After my dad died, my mom took over the Philadelphia chapter of the ALS Association. It consisted of a shoebox full of notecards with names on it. Now it is a multi-million dollar organization with a large staff. She is still in charge. (My mom is one of the most amazing people on the planet, basically.)
ALS has been this cloud hovering over my entire life. It’s not something I talk about often, even though I think about it every day. If it ever comes up, most people have never heard of the disease. (Lou Gehrig, its most famous victim, isn’t that well known among younger people.)
Until the Ice Bucket Challenge.
These past couple weeks have been mind-boggling. I have openly wept watching so many of these videos. I still don’t completely get how all of this has happened, but now we live in a world in which Lil Wayne and Taylor Swift and Oprah and Justin Timberlake and Weird Al and Bill Gates talk about ALS. Friends who I have never discussed ALS with are asking me questions about it.

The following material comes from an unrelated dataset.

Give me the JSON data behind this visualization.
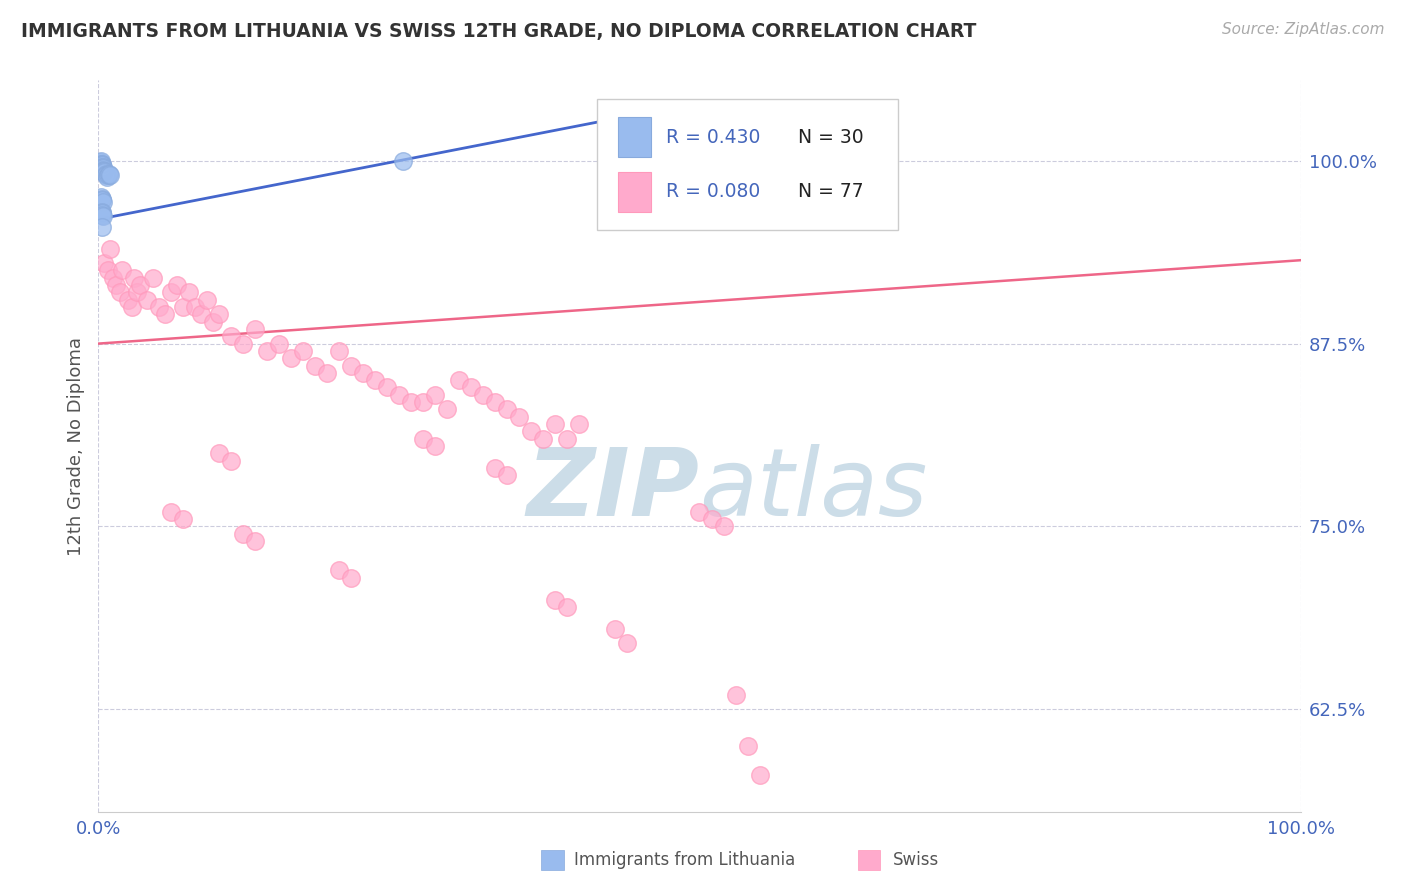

My mom has spent every single day of her life for the past three decades trying to get this kind of attention and funds for this disease. She sends me the total amounts raised every day ($31.5 million nationally as of this writing!) and I can’t believe my eyes. It’s better than winning 10,000 lotteries.
I don’t care if the Ice Bucket Challenge is a stupid gimmick. I don’t care if people are just doing this because it’s trendy or because they want pats on the back. I don’t care if it’s the new “Harlem Shake” or “Gagnam Style”. I don’t care if for the rest of my life, when I talk about ALS, I have to say “you know, the ice bucket disease.”
Please, everybody, please keep pouring buckets of ice over your heads. Please keep donating money. Please keep talking about this.
When my dad was diagnosed, the doctor literally told him to “just go home and die.” If a bunch of celebrities dumping ice water on their heads means that there’s a better chance that someday, nobody is going to have to hear that, then by all means, keep the ice flowing.
Amy Phillips is the News Editor at the music website Pitchfork. Her mother, Ellyn Phillips, is the President of the ALS Association, Greater Philadelphia Chapter and a Member of the ALS Association Board of Trustees.